The assistive technology lab will be outfitted with a wide variety of tools, including adaptive hardware such as specialized keyboards, mice and LiveScribe pens as well as software designed to address a range of needs. These include magnification software, screen readers and powerful text-to-speech tools, among others. There will also be tools in the lab with the capability to convert inaccessible documents to alternative formats. The Morris-Miller Endowment for Learning will help provide regular updates or additions to such learning enhancements, ensuring that Elon students have access to the latest technologies.

“The technology is changing as it is in every aspect of life today. Our donation will help Elon keep track of those changes and update the technology to be most beneficial to the school and students,” Miller said.

Becky Olive-Taylor, executive director of the Koenigsberger Learning Center and director of Academic Advising said what is best for students drives all program decisions in the KLC. “An assistive technology lab designed for students with disabilities has been on our wish list for a while. We are forever grateful to the Morris-Miller family for their generous gift making the technology lab a reality,” she said.

“We liked the Koenigsberger Learning Center project because my son received such wonderful support from the Office of Disabilities Resources,” Miller said. “The entire staff there does amazing work.”

The Morris-Miller family first visited Elon almost by accident. A friend in college counseling from Singapore visited the family at their home in Charlotte, North Carolina, where Richard Morris is co-founder of Tresata LLC, a predictive analytic software company. Gail and her friend decided to tour campuses around the state. “We looked at Duke, Wake Forest and Chapel Hill. We were driving by Elon so we thought ‘why not take a look around.’ When we stopped at Elon, it reminded us of the Davidson campus near our home. It was small and accessible. The campus was beautiful. It had a real campus feel. We felt comfortable there the moment we arrived,” Miller said.

When it came time for their son James to tour prospective colleges, Elon made the list of places to visit. The family’s strategy was unique but answered the first questions they would have. “My son has a learning disability and we knew that would be a factor in his college experience,” Miller said. “When we arrived we went directly to the Office of Disabilities Resources before taking the official tour to see if the college had the right type of support for him. We were graciously met by the Office of Disabilities Resources at Elon. We had a lovely conversation. They were all so wonderful and welcoming. They answered all of his questions and really made the choice of Elon very easy.”

Today, James is a rising senior majoring in information science. He is interested in possibly pursuing careers in either global information systems or data analysis.
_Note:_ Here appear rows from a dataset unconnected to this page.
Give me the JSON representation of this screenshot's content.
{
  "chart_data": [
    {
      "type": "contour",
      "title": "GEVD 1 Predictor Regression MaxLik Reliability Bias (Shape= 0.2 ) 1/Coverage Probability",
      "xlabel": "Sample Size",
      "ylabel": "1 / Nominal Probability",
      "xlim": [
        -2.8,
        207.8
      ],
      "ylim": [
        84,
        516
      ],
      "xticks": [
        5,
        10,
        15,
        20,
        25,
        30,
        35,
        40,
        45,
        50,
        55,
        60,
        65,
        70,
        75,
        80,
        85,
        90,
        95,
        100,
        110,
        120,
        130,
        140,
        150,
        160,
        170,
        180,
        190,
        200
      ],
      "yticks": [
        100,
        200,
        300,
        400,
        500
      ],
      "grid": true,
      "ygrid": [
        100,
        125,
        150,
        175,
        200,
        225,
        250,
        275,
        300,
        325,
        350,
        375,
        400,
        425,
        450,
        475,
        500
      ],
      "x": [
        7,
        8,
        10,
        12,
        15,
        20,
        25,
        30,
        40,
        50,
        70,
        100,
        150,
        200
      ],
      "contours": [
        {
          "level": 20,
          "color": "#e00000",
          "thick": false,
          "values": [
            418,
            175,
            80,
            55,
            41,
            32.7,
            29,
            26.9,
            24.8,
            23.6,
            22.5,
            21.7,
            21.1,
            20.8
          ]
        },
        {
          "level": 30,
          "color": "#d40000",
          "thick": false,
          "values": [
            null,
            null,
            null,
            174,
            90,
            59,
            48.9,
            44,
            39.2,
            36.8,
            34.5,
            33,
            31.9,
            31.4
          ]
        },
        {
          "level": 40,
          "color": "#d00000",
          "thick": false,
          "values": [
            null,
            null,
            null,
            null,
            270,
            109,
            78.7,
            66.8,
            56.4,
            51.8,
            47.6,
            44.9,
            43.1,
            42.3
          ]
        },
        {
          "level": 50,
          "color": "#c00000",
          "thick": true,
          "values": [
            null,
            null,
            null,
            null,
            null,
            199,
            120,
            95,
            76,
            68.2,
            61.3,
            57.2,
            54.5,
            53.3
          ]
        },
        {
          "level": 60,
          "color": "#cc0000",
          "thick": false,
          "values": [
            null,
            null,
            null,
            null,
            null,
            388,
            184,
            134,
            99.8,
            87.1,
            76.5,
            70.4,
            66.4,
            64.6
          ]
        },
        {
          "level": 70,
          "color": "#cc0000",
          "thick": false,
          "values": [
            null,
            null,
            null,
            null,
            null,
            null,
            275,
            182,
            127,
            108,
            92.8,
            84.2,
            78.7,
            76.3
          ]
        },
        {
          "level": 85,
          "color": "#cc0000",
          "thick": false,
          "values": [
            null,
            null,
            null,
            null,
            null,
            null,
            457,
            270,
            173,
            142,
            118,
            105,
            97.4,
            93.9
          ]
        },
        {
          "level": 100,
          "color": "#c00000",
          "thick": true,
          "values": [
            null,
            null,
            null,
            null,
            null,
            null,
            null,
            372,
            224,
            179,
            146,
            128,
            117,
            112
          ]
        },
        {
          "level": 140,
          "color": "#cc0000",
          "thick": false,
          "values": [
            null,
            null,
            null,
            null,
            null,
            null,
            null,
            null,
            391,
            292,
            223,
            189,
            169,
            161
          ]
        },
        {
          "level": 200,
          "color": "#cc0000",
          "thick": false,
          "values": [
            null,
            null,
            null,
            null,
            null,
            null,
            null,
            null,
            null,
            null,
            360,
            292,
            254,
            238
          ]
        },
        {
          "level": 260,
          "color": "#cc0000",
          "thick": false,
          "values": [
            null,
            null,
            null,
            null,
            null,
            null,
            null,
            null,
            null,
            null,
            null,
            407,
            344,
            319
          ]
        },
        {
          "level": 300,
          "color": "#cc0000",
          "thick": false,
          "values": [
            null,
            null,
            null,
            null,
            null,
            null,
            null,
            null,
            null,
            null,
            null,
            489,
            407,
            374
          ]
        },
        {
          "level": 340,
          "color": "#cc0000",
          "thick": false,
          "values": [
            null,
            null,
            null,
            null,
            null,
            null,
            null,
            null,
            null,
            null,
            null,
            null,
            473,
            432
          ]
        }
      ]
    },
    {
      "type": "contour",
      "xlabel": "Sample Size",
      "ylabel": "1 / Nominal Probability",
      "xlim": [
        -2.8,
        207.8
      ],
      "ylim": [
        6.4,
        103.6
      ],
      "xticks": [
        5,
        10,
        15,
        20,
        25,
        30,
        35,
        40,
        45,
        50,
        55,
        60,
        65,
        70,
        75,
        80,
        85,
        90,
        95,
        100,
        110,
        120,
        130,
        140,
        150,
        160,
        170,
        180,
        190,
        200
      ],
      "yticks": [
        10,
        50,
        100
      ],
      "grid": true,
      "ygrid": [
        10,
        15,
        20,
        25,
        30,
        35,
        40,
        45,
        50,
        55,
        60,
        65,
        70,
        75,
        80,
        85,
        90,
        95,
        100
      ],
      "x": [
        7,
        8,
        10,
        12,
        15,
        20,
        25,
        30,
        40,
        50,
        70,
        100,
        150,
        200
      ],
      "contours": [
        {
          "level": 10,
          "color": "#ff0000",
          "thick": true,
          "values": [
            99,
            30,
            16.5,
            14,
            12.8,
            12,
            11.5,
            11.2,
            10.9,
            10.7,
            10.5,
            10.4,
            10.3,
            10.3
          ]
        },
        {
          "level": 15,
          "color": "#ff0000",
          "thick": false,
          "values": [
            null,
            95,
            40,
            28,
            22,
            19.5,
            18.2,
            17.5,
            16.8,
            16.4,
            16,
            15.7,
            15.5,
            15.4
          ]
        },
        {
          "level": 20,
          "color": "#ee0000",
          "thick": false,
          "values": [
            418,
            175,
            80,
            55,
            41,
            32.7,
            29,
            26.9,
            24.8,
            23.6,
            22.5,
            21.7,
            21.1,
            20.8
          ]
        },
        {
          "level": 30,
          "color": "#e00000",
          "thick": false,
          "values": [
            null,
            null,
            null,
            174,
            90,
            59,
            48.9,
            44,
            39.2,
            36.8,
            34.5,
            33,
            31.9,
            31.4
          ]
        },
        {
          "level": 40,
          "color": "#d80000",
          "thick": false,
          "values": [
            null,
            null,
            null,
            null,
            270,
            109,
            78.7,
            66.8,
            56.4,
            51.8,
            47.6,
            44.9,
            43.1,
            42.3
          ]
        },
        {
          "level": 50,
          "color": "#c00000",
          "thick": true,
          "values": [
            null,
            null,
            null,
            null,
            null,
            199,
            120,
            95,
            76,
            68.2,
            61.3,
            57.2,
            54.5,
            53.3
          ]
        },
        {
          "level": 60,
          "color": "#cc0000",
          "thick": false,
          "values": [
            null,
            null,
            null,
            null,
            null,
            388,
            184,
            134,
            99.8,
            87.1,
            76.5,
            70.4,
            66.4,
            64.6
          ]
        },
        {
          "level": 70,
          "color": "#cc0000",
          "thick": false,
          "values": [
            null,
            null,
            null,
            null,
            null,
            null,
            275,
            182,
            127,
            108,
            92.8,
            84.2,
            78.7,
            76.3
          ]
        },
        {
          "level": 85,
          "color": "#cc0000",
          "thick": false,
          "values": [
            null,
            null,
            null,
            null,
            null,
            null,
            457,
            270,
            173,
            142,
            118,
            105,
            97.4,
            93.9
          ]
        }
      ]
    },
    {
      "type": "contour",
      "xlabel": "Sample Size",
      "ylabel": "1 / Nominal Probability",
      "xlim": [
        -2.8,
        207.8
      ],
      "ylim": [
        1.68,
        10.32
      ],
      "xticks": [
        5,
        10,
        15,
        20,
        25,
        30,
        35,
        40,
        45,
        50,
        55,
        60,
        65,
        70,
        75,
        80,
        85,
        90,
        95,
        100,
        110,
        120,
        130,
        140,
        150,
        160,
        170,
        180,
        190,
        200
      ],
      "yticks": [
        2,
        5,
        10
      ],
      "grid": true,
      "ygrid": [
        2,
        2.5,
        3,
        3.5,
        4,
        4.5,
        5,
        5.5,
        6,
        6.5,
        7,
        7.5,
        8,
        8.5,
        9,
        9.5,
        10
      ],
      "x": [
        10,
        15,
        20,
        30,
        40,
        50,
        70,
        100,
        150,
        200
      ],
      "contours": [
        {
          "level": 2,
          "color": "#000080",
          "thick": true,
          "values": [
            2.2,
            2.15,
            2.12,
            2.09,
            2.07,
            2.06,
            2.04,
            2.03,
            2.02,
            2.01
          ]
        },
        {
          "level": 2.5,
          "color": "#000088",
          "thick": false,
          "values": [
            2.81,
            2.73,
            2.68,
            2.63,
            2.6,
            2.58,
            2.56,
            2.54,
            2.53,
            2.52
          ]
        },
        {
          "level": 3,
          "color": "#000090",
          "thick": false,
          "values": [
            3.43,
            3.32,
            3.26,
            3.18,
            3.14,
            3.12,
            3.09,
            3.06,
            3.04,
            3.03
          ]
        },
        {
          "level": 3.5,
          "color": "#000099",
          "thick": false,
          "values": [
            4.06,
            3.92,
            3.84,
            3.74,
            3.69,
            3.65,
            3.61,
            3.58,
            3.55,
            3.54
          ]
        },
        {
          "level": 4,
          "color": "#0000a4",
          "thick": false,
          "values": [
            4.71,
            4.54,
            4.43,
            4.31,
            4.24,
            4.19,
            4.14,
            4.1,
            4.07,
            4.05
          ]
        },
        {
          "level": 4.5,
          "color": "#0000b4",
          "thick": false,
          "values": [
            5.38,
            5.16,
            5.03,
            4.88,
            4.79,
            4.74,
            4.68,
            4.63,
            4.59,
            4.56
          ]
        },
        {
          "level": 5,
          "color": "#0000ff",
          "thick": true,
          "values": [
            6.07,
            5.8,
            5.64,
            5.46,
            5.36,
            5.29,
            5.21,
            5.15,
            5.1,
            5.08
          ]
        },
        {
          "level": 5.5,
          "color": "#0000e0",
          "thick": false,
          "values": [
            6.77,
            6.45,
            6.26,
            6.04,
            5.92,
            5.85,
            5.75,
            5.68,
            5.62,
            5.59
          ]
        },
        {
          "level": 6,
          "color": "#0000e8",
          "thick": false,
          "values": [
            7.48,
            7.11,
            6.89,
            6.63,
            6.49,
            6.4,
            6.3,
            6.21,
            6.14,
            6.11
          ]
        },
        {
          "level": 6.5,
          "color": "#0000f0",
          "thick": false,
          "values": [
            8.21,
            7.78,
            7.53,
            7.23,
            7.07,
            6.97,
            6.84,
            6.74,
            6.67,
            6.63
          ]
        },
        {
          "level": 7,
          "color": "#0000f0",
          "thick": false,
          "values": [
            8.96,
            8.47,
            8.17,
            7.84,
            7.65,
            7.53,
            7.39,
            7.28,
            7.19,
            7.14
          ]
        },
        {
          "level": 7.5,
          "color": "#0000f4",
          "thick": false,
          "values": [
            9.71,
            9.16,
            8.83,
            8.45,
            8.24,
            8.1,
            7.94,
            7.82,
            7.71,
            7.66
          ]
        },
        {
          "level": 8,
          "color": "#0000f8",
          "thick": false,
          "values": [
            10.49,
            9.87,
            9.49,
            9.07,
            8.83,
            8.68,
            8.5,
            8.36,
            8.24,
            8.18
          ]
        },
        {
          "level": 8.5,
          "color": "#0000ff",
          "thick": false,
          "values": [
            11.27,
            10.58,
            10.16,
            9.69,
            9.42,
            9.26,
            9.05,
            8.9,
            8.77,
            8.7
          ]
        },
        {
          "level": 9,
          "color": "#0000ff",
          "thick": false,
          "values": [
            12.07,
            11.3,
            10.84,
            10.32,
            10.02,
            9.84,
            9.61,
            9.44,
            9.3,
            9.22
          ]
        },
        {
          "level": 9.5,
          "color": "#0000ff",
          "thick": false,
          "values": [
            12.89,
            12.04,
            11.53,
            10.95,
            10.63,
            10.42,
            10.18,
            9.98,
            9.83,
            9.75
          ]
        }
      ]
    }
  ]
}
This summer he is working as an intern on a project for a Charlotte public health initiative.

“Elon was the perfect college choice for me,” James said. “The campus always felt like a second home. I have made lifelong friends and ultimately, I have received a fantastic education with experiences that will help me to succeed in life beyond college. I owe much of my success to the people in the Disabilities Resources Office. I am grateful for the opportunity to assist other Elon students like me in the future.”